Have you noticed that when a high-profile or public figure makes a mistake, the first reaction we have is to call for him to be fired or forced to resign? Let me first clarify that when I say “we,” I mean the collective voice that includes the media, interactions on social media platforms, and personal exchanges at dinner parties and around the water cooler.
It’s one thing to fire someone because of an egregious or highly immoral offense–there are certainly plenty of examples in which job termination is well justified–but our society seems to have a lynch mob mentality rather than a desire to help someone improve or develop as a person. I find this knee-jerk attitude troubling, because it’s creeping into the workplace and squashing the spirit of innovation.
A Primetime Example: NFL Commissioner Goodell
There have been several examples of highly publicized firings and calls for resignations this year in particular, involving high-ranking government officials, CEOs, and professional coaches, among others. And thanks to social media, even ordinary people caught in unfortunate workplace situations have been thrust into the spotlight and their stories aired for public judge and jury.

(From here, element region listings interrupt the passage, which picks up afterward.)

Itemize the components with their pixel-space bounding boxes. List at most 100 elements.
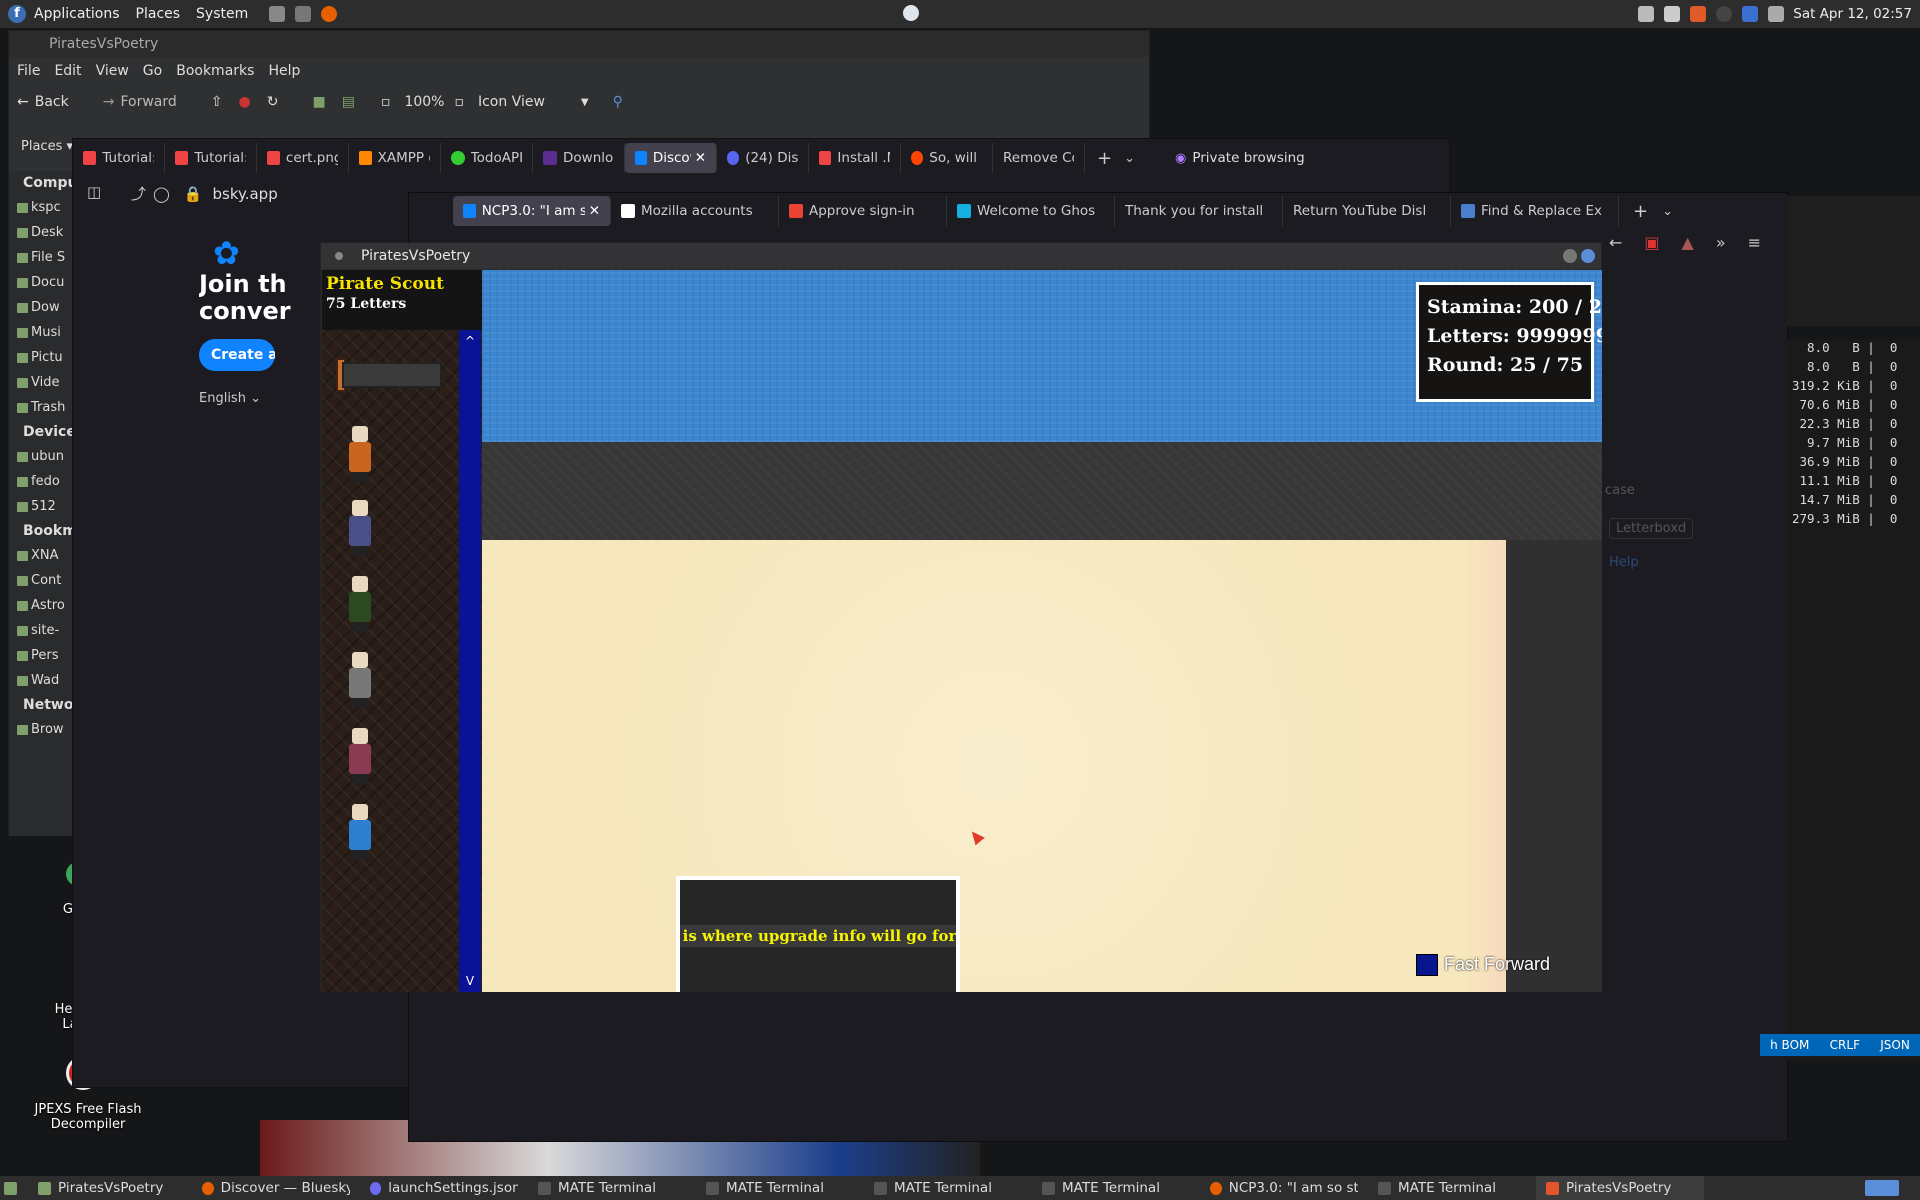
zoom-out-icon[interactable]: ▫ (381, 94, 391, 110)
tab[interactable]: cert.png (257, 143, 349, 173)
zoom-in-icon[interactable]: ▫ (454, 94, 464, 110)
url-field[interactable]: bsky.app (212, 185, 277, 203)
tab[interactable]: Approve sign-in (779, 196, 947, 226)
fedora-logo-icon[interactable]: f (8, 5, 26, 23)
taskbar-item[interactable]: Discover — Bluesky... (192, 1176, 360, 1200)
menu-help[interactable]: Help (268, 63, 300, 79)
tab[interactable]: Mozilla accounts (611, 196, 779, 226)
menu-file[interactable]: File (17, 63, 40, 79)
grey-pirate-icon[interactable] (342, 648, 378, 710)
file-manager-launcher-icon[interactable] (269, 6, 286, 22)
close-icon[interactable]: ✕ (589, 203, 600, 219)
tab[interactable]: Welcome to Ghos (947, 196, 1115, 226)
tab-active[interactable]: Discov✕ (625, 143, 717, 173)
tab[interactable]: TodoAPI (441, 143, 533, 173)
tab[interactable]: XAMPP c (349, 143, 441, 173)
encoding-status[interactable]: h BOM (1770, 1038, 1809, 1052)
taskbar-item[interactable]: MATE Terminal (864, 1176, 1032, 1200)
taskbar-item[interactable]: launchSettings.json ... (360, 1176, 528, 1200)
menu-bookmarks[interactable]: Bookmarks (176, 63, 254, 79)
taskbar-item[interactable]: MATE Terminal (1368, 1176, 1536, 1200)
minimize-icon[interactable] (1563, 249, 1577, 263)
home-icon[interactable]: ■ (312, 94, 325, 110)
back-button[interactable]: Back (35, 94, 69, 110)
monitor-icon[interactable] (1768, 6, 1785, 22)
bench-icon[interactable] (342, 362, 442, 388)
close-icon[interactable]: ✕ (695, 150, 706, 166)
taskbar-item[interactable]: PiratesVsPoetry (28, 1176, 192, 1200)
language-status[interactable]: JSON (1880, 1038, 1910, 1052)
extensions-icon[interactable]: ▣ (1644, 233, 1659, 252)
sidebar-icon[interactable]: ◫ (87, 183, 101, 201)
menu-go[interactable]: Go (143, 63, 162, 79)
menu-system[interactable]: System (196, 6, 248, 22)
shield-icon[interactable]: ◯ (153, 185, 170, 203)
file-manager-titlebar[interactable]: PiratesVsPoetry (9, 31, 1149, 57)
lock-icon[interactable]: 🔒 (184, 185, 203, 203)
tab[interactable]: Find & Replace Ex (1451, 196, 1619, 226)
obs-tray-icon[interactable] (1716, 6, 1733, 22)
tab[interactable]: Remove Co (993, 143, 1085, 173)
bookmark-icon[interactable]: ⤴ (131, 183, 146, 204)
bluetooth-icon[interactable] (1742, 6, 1759, 22)
ublock-icon[interactable]: ▲ (1682, 233, 1694, 252)
scroll-up-button[interactable]: ^ (459, 330, 481, 352)
shield-tray-icon[interactable] (1690, 6, 1707, 22)
tab[interactable]: So, will y (901, 143, 993, 173)
tab[interactable]: Tutorial: (73, 143, 165, 173)
menu-places[interactable]: Places (136, 6, 181, 22)
tab[interactable]: Tutorial: (165, 143, 257, 173)
tab[interactable]: Return YouTube Disl (1283, 196, 1451, 226)
menu-view[interactable]: View (96, 63, 129, 79)
navy-pirate-icon[interactable] (342, 496, 378, 558)
taskbar-item-active[interactable]: PiratesVsPoetry (1536, 1176, 1704, 1200)
list-tabs-icon[interactable]: ⌄ (1662, 204, 1673, 219)
workspace-switcher[interactable] (1851, 1176, 1920, 1200)
overflow-icon[interactable]: » (1716, 233, 1726, 252)
reload-icon[interactable]: ↻ (267, 94, 279, 110)
orange-pirate-icon[interactable] (342, 422, 378, 484)
view-mode-select[interactable]: Icon View (478, 94, 545, 110)
close-icon[interactable] (1581, 249, 1595, 263)
up-icon[interactable]: ⇧ (211, 94, 223, 110)
blue-pirate-icon[interactable] (342, 800, 378, 862)
menu-edit[interactable]: Edit (54, 63, 81, 79)
scroll-down-button[interactable]: V (459, 970, 481, 992)
forward-button[interactable]: Forward (120, 94, 176, 110)
clock[interactable]: Sat Apr 12, 02:57 (1793, 6, 1912, 22)
firefox-launcher-icon[interactable] (321, 6, 338, 22)
chevron-down-icon[interactable]: ▼ (581, 97, 589, 108)
search-icon[interactable]: ⚲ (613, 94, 623, 110)
taskbar-item[interactable]: NCP3.0: "I am so st... (1200, 1176, 1368, 1200)
window-menu-icon[interactable] (335, 252, 343, 260)
list-tabs-icon[interactable]: ⌄ (1124, 151, 1135, 166)
menu-applications[interactable]: Applications (34, 6, 120, 22)
game-canvas[interactable]: Pirate Scout 75 Letters ^ V Stamina: 200… (322, 270, 1602, 992)
line-ending-status[interactable]: CRLF (1830, 1038, 1860, 1052)
taskbar-item[interactable]: MATE Terminal (696, 1176, 864, 1200)
fast-forward-label[interactable]: Fast Forward (1444, 954, 1550, 975)
back-icon[interactable]: ← (1609, 233, 1622, 252)
tab[interactable]: Install .N (809, 143, 901, 173)
maroon-pirate-icon[interactable] (342, 724, 378, 786)
taskbar-item[interactable]: MATE Terminal (528, 1176, 696, 1200)
tab[interactable]: Thank you for install (1115, 196, 1283, 226)
show-desktop-icon[interactable] (0, 1176, 28, 1200)
create-account-button[interactable]: Create acc (199, 339, 275, 371)
discord-tray-icon[interactable] (1664, 6, 1681, 22)
zoom-level[interactable]: 100% (404, 94, 444, 110)
places-dropdown[interactable]: Places ▾ (21, 139, 73, 154)
volume-icon[interactable] (1638, 6, 1655, 22)
fast-forward-checkbox[interactable] (1416, 954, 1438, 976)
tab[interactable]: Downlo (533, 143, 625, 173)
green-pirate-icon[interactable] (342, 572, 378, 634)
sand-field[interactable] (482, 540, 1506, 992)
computer-icon[interactable]: ▤ (342, 94, 355, 110)
unit-scrollbar[interactable] (459, 330, 481, 992)
background-link[interactable]: Help (1609, 555, 1639, 570)
stop-icon[interactable]: ● (239, 94, 251, 110)
background-button[interactable]: Letterboxd (1609, 518, 1694, 539)
menu-icon[interactable]: ≡ (1748, 233, 1761, 252)
taskbar-item[interactable]: MATE Terminal (1032, 1176, 1200, 1200)
game-titlebar[interactable]: PiratesVsPoetry (321, 243, 1601, 269)
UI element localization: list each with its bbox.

Maybe it’s human nature, but we seem to have a need to symbolize a wrongdoing by holding up a single person to blame. One person has to be held accountable with a price to pay: his job, and worse, his dignity. Even if their employment wasn’t terminated, we run transgressors through the wringer with such force that their reputation is permanently tainted. All over a mistake. Perhaps nothing malicious or even illegal, but an error in judgment or an action that led to an undesirable outcome.
Firing someone is often not only unavoidable but necessary, especially for a continuous lack of performance or offenses that intentionally harm a person or the organization. It might not be as exciting or popular–especially when you’re under pressure to take swift action–but why don’t we talk about helping someone make the necessary changes to become a better employee or leader? We seldom hear all the facts behind a mistake once it’s made public, and that mistake could likely be a result of many decisions made along the way.
One of the biggest HR-turned-PR scandals this year was NFL Commissioner Roger Goodell’s mismanagement of the Ray Rice domestic violence investigation. I think we can all agree that something as awful as what happened on that video deserved a much more swift and serious punishment than what he initially handed to Rice. But what we don’t know is what role his bosses–the owners of the NFL teams–had in determining the actions taken. Rice was the person who committed the atrocious offense, but we as a society wanted Goodell to be fired along with him. Do you wipe away a lifetime of accomplishments and tear him down based on a case of poor judgment or a bad decision, or do we help him and the NFL learn from the mistake and become better leaders?